SW: The way it works at Julliard is that you just perform with people who are in your own class. But there was one project, after I graduated, that they asked me to come back for, and Danielle was in it. It was a play called The Last Pair of the Earlies, by a young playwright by the name of Josh Allen. But we were in totally different time eras, so we didn’t have any scenes together, any lines together at all.

EB: In season 2 it quickly became clear that Poussey had romantic feelings for Taystee. How aware of that were you when you were playing the character in the first season? 

SW: No it’s definitely not anything that we talked about. I don’t think I was even aware that that was the undercurrent until really late in season 1. It’s so funny—I hear people talking about the show, and they’re like, I knew from the beginning. And I’m like, Well I didn’t! 

EB: We haven’t yet seen the backstory on how Poussey got to prison. What do you think happened?

SW: We’re not very far into season 3 at all, but in terms of my own speculation—Poussey mentions in season 2 that she sold drugs. In the flashback episode, her and her family get booted out of Germany, and I think that probably did a lot to her. She’s in love and she’s having to move away from everything that she knows. She’s so dedicated to being there, she’s taken the time to learn the language and everything. I don’t think she was the same after that.  

EB: What did you do to prepare for the role of a prison inmate? Have you learned more about the prison system while acting on the show?

SW: First off, I read Piper Kerman’s book, which the show is based on. And the show does some work with the Women’s Prison Association—me and the rest of the girls have worked with them in making some back-to-school backpacks with people who had been incarcerated, people who had come out of the prison system. There’s this school of thought that people in prison are so “other.” It’s like, I would never end up there, or My children would never end up there. But you realize that these people are just people, and there’s not some huge gap between them and me. I try to keep that in mind when I’m playing Poussey; that this is a human being just like me and I don’t need to do some crazy research project to find out about who the person is.  

EB: Do you get recognized a lot now? 

SW: I do get recognized, more and more every day. This show has really impacted people, but it's just been overwhelming, the love that we’ve received from everyone. You know, I come from a theater background, and if you’re doing a play your audience is right there and you’re able to have that one-on-one experience.

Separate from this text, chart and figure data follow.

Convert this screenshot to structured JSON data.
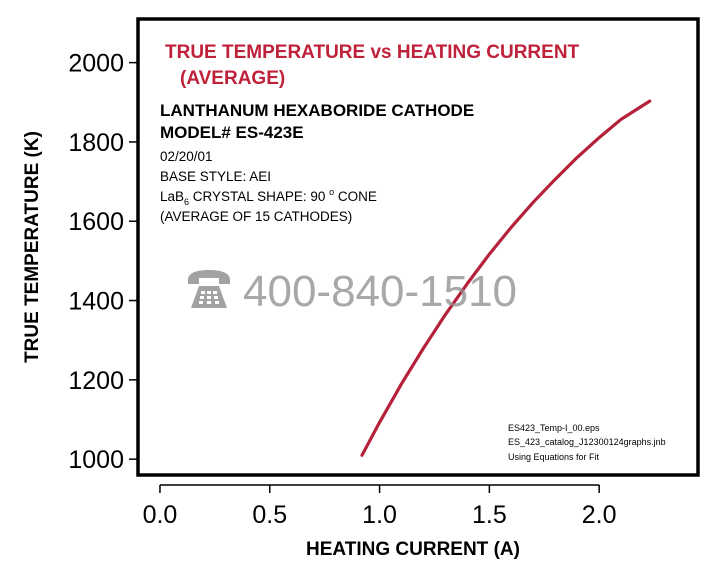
{
  "theme": {
    "curve_color": "#b5213a",
    "title_color": "#c0213a",
    "watermark_color": "#8c8c8c",
    "frame_color": "#000000"
  },
  "chart_data": {
    "type": "line",
    "title": "TRUE TEMPERATURE vs HEATING CURRENT",
    "title_line2": "(AVERAGE)",
    "xlabel": "HEATING CURRENT (A)",
    "ylabel": "TRUE TEMPERATURE (K)",
    "xlim": [
      -0.1,
      2.45
    ],
    "ylim": [
      960,
      2110
    ],
    "x_ticks": [
      0.0,
      0.5,
      1.0,
      1.5,
      2.0
    ],
    "x_tick_labels": [
      "0.0",
      "0.5",
      "1.0",
      "1.5",
      "2.0"
    ],
    "y_ticks": [
      1000,
      1200,
      1400,
      1600,
      1800,
      2000
    ],
    "y_tick_labels": [
      "1000",
      "1200",
      "1400",
      "1600",
      "1800",
      "2000"
    ],
    "grid": false,
    "series": [
      {
        "x": [
          0.92,
          1.0,
          1.1,
          1.2,
          1.3,
          1.4,
          1.5,
          1.6,
          1.7,
          1.8,
          1.9,
          2.0,
          2.1,
          2.23
        ],
        "y": [
          1010,
          1093,
          1190,
          1280,
          1365,
          1443,
          1517,
          1585,
          1648,
          1706,
          1761,
          1811,
          1857,
          1903
        ]
      }
    ]
  },
  "info": {
    "line1": "LANTHANUM HEXABORIDE CATHODE",
    "line2": "MODEL# ES-423E",
    "date": "02/20/01",
    "base_style": "BASE STYLE: AEI",
    "crystal_prefix": "LaB",
    "crystal_sub": "6",
    "crystal_text": " CRYSTAL SHAPE:  90 ",
    "crystal_deg": "o",
    "crystal_suffix": " CONE",
    "average": "(AVERAGE OF 15 CATHODES)"
  },
  "files": {
    "line1": "ES423_Temp-I_00.eps",
    "line2": "ES_423_catalog_J12300124graphs.jnb",
    "line3": "Using Equations for Fit"
  },
  "watermark": {
    "phone_icon": "telephone-icon",
    "text": "400-840-1510"
  }
}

Doing more TV now, when fans come up to me on the street and talk to me on social media, that’s a way to bridge that gap.

EB: What was the most fun scene to shoot?

SW: That’s going to have to be in season 1, because that’s where all of my fun stuff is. In episode 6—it was called “WAC Pack”—when Danielle is campaigning to be the president of the Women’s Advisory Commitee, she’s standing up on the chair, giving the women promises of what’s she going to do, like give out fried chicken, and I was her hype man. And that was so fun for me because that part was not on the page. My character was supposed to be just sitting down and listening to her with the rest of the ladies, but I was like, Hey man, if I’m her right hand, I’m going to be right there being the hype man. So I talked it over with the writer and the director and they just gave me free range to go and hype her up. That was all improv.

It’s a really fun set to be on. The girls, we cut up on set all the time, the camera can be on or off. Laverne [Cox, who plays Sophia Burset] and Danielle and Adrienne [Moore, who plays Black Cindy], everyone’s just constantly making up songs, making up dances, keeping ourselves entertained in between takes.

This interview has been edited and condensed.